Souvent victimes d’abandon, de mépris et de stigmatisation, les filles-mères vivent une situation déplorable. Le N’Djam Post a scruté pour vous dans ce grand reportage, leur prise en charge et les moyens pour limiter ce phénomène.
A l’annonce de sa grossesse, Memadji est contrainte de quitter la maison familiale par ses parents. A 21 ans, elle est obligée d’abandonner ses études pour prendre soin de son enfant. Devant ses étales de petits commerces à l’avenue Kondol, elle se remémore encore ce moment sombre avec beaucoup de regret : « les parents m’ont renvoyée de la maison. C’est une amie qui m’a accueillie chez elle et je me suis mise à faire des commerces pour joindre les deux bouts. Je voulais pousser loin les études mais la grossesse était arrivée et j’ai brisé mon rêve ».
A l’exemple de Memadji, beaucoup de filles font Face à cette situation au Tchad où les vieilles mœurs sont encore d’actualité. Beaucoup de parents renvoient leurs filles de la maison familiale en cas de grossesse non désirée et qualifient cette situation de honte et de déshonneur. Mais bon nombre de facteurs entrent en jeu dans cette situation, estime le sociologue Félix Mbété Nangmbatnan : « une fille prend une première grossesse et les parents la laissent, elle ramène la 2e et c’est très difficile pour un parent de continuer à supporter n’ayant pas de ressources ». Car pour le sociologue « aujourd’hui la plupart des parents refusent d’envoyer leurs filles pour les études à l’extérieur parce que quand elles reviennent le diplôme c’est d’abord l’enfant », dit-il.
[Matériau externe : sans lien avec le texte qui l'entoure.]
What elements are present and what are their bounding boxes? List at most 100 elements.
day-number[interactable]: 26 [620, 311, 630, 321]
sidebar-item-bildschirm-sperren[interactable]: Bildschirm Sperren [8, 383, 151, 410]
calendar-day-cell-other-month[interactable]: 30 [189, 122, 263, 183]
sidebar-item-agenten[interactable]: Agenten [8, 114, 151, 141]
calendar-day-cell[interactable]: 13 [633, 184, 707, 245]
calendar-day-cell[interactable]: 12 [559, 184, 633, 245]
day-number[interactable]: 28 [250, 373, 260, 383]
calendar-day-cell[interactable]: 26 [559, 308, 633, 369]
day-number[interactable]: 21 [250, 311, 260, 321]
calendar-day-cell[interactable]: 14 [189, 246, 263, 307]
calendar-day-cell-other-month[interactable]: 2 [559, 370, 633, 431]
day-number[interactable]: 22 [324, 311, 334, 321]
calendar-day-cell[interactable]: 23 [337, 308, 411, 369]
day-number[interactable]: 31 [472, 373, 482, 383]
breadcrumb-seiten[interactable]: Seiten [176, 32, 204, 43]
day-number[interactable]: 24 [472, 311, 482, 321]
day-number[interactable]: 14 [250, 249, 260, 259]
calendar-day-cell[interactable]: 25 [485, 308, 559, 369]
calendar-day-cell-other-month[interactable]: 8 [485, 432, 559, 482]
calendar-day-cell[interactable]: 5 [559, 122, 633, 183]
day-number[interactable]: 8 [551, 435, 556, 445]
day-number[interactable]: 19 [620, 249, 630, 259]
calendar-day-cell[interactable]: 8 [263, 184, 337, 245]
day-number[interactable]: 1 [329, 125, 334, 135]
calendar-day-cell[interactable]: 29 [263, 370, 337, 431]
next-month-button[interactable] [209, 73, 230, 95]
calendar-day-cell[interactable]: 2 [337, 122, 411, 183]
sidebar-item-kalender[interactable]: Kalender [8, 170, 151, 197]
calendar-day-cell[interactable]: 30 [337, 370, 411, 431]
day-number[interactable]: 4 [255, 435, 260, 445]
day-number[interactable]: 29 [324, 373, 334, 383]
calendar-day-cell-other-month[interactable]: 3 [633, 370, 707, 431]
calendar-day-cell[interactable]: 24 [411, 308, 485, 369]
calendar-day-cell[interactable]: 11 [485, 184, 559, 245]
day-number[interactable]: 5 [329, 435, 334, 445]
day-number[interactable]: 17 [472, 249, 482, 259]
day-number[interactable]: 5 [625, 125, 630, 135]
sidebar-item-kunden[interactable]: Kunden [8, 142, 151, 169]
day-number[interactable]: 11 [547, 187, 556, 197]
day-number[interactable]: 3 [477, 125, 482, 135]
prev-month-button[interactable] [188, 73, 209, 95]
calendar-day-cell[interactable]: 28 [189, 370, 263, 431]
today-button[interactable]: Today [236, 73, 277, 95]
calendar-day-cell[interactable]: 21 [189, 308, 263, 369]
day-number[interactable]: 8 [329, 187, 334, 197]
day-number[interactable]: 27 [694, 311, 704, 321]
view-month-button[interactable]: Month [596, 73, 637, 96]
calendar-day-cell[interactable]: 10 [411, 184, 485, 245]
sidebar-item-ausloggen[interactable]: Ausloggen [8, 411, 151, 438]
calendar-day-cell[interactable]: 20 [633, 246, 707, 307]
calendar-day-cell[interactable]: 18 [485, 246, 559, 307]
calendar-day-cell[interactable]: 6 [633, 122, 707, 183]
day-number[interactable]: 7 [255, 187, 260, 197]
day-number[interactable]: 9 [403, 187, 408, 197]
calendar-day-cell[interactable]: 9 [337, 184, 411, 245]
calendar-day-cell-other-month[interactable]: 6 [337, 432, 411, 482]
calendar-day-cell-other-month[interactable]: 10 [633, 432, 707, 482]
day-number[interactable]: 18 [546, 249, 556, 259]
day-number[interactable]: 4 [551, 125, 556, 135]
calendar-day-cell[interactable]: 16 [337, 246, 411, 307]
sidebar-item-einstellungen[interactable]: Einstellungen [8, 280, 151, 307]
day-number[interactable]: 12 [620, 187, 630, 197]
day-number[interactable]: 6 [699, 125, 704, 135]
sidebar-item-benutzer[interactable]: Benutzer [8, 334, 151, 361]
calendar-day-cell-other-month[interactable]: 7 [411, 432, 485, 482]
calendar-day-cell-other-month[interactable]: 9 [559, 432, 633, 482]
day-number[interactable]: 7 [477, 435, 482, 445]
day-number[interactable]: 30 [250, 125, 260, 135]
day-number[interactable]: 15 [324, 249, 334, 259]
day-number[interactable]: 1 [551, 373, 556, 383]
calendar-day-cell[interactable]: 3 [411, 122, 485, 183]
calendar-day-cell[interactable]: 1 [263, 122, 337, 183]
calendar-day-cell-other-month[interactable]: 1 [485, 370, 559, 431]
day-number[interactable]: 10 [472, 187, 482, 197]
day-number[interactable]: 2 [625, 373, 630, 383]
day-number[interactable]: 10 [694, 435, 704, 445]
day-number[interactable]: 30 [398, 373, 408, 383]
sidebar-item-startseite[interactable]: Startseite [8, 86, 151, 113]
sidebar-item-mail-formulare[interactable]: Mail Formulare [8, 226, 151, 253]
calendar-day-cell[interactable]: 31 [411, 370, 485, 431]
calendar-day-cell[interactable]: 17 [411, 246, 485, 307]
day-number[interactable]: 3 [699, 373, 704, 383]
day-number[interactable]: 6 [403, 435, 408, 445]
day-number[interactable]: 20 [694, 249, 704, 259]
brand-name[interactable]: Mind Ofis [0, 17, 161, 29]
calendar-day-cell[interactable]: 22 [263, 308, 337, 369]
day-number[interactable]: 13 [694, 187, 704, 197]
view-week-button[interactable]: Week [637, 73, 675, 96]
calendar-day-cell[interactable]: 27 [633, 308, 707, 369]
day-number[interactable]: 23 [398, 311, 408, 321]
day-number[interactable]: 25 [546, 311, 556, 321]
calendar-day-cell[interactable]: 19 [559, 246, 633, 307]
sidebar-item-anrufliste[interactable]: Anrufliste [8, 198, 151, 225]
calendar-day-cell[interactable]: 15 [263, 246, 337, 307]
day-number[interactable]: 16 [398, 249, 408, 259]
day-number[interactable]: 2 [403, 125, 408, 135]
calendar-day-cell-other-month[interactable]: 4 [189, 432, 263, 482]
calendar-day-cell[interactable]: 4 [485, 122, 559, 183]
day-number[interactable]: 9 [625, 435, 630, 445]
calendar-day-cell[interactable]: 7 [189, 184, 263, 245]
Le cas des filles-mères est non seulement une situation de calvaire, mais une situation qui tue leurs rêves. Selon une étude menée en 2008 par la mutuelle pour le développement économique et sociale de la femme, dans trois grands lycées de N’Djamena, l’on dénombre 150 filles-mères. Ce constat prouve que la majorité des filles-mères sont encore sur les bancs de l’école ou vivent une situation de vulnérabilité.
Prise en charge et manque d’éducation sexuelle dans les ménages
Pour aider ces filles à se prendre en charge, Ramadji Rachel a transformé sa concession en un centre de formation. Dans sa cours, elle apprend à ces filles la fabrication des sirops, savons, mais aussi le tricotage. Pour la promotrice de cette initiative, il est nécessaire de former ces filles-mères pour leur insertion socioprofessionnelle : « comme moi j’ai appris ailleurs, l’idée m’est venue pour former les filles-mères à se prendre en charge. Mais seule, je suis limitée, je lance un appel aux bonnes volontés de m’aider dans cette démarche », dit Ramadji Rachel.
Selon l’Association Tchadienne pour le Bien-Etre Familiale (ASTBEF), une structure qui œuvre pour la santé de reproduction et le droit en matière de sexualité, la solution aux grossesses non désirées passe par l’éducation sexuelle et le recours aux méthodes contraceptives. Pour Melom Adeline, présidente du Mouvement d’Action des Jeunes de ladite structure, « il faut intégrer le programme d’éducation sexuelle à la vie et à l’amour dans les établissements scolaires mais aussi que le tabou soit enterré pour pouvoir faire régner le dialogue dans les familles ».
La femme est la mère de l’humanité dit-on. La situation des filles-mères risque d’être un phénomène de déstabilisation de la société. Briser le tabou autour de l’éducation sexuelle dans les ménages pourrait atténuer ce phénomène.